The J&J gives the antigens directly.

This is not quite right. The J&J vaccine is a harmless virus that has been modified to produce the spike protein from the coronavirus. So the harmless virus makes a whole bunch of copies of itself in your body, giving your immune system plenty of targets, and then your immune system clears the harmless infection afterward. This is the same basic strategy as the AstraZeneca vaccine and some of the Chinese and Russian vaccines.

The Novavax vaccine, which has not yet been approved but is doing well in trials, does take the direct approach of (basically) just injecting a bunch of the bare spike protein and not relying on replication within the body.
posted by jedicus at 11:00 AM on April 5 [2 favorites]


So the harmless virus makes a whole bunch of copies of itself in your body, giving your immune system plenty of targets, and then your immune system clears the harmless infection afterward.

Still not quite right.

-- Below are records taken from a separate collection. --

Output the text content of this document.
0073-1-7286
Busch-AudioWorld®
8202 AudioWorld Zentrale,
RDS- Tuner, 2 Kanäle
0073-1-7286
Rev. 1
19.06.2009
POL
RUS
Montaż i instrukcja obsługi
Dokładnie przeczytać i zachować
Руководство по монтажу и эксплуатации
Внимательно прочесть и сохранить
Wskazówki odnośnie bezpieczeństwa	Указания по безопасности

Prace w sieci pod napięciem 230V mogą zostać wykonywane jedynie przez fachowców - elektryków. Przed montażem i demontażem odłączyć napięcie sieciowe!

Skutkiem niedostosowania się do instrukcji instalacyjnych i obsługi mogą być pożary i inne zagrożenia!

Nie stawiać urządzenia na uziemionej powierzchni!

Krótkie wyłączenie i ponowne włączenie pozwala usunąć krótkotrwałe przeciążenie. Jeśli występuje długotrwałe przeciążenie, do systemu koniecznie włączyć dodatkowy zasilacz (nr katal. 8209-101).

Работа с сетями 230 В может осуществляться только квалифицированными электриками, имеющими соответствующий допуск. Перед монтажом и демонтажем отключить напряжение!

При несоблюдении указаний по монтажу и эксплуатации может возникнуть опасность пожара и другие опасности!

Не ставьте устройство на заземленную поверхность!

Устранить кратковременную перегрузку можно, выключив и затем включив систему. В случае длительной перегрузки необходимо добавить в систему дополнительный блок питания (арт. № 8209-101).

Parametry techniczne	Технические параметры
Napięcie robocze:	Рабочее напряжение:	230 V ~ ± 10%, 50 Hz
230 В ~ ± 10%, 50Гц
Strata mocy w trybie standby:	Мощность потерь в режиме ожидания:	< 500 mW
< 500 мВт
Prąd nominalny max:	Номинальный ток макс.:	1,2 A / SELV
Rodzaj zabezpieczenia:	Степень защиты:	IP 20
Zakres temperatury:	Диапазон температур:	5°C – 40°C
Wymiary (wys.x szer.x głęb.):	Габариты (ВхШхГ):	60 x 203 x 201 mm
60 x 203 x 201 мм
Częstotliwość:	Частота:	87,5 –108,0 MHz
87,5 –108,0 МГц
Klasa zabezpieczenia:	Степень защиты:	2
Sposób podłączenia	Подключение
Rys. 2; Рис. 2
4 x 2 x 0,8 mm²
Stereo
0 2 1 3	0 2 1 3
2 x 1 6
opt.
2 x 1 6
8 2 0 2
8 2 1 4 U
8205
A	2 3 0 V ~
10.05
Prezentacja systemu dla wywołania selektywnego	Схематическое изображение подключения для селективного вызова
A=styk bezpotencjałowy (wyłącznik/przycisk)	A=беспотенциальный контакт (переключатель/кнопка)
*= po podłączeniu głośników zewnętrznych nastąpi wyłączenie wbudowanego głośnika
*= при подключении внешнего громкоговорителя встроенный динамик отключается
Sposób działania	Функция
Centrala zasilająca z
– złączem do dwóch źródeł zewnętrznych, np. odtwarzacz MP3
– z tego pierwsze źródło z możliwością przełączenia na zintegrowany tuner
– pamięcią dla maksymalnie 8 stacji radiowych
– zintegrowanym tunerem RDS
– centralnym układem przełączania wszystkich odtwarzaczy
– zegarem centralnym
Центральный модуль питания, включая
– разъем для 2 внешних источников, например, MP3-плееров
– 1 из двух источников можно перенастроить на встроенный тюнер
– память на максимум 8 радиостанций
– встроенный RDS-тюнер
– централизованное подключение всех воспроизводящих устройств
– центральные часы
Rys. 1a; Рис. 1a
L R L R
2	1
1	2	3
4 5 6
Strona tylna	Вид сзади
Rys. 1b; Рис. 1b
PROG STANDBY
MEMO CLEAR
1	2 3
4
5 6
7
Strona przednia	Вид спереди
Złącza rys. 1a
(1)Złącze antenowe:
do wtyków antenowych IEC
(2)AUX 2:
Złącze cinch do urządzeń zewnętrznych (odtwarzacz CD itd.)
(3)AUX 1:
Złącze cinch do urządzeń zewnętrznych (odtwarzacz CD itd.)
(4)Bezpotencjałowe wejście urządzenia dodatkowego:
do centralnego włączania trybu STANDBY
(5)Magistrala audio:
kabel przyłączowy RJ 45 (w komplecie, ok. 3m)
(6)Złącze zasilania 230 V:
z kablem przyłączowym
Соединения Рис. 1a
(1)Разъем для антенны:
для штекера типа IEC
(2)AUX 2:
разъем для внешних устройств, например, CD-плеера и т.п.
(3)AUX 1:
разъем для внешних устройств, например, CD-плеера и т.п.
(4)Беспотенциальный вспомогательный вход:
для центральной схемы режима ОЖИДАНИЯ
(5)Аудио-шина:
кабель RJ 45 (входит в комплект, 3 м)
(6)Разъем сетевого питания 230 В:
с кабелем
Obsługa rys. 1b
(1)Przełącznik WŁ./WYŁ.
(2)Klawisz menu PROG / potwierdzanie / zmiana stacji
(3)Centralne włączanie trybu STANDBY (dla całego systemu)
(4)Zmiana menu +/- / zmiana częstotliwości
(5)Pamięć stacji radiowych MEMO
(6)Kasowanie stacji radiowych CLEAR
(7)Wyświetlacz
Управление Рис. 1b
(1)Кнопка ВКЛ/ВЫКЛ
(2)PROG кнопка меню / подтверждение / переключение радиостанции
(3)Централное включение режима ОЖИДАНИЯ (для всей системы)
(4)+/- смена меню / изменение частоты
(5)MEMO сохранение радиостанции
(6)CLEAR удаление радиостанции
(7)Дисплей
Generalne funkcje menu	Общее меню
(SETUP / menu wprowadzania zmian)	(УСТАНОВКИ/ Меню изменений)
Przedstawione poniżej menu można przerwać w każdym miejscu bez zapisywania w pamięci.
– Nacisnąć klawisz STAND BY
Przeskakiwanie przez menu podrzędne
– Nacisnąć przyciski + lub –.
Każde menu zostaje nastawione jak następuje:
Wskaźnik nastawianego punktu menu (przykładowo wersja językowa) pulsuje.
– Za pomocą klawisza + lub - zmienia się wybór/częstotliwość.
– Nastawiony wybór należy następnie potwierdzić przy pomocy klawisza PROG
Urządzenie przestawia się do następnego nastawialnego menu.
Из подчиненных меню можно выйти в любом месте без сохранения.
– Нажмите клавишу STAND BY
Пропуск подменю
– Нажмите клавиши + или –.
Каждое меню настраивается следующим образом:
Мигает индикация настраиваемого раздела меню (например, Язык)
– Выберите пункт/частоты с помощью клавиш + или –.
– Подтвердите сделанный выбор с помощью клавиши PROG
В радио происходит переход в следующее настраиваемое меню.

The J&J vaccine is non-replicating, non-replicating vector vaccines are unable to make new viral particles; they only produce the vaccine antigen.
posted by doctord at 12:40 PM on April 5 [8 favorites]


My 2nd Pfizer shot was fine until about 24 hours after, then I felt slightly fluish. I slept like a log that night and woke up feeling great. I had several days of slight achyness after the first shot.

The point is that reactions vary widely, and this is completely expected and normal.
posted by lhauser at 12:41 PM on April 5 [1 favorite]


Yeah, I messed up the J&J description badly, thanks for correcting that. I was trying to cut my post short but should have left it at "they're different" rather than writing incorrect words.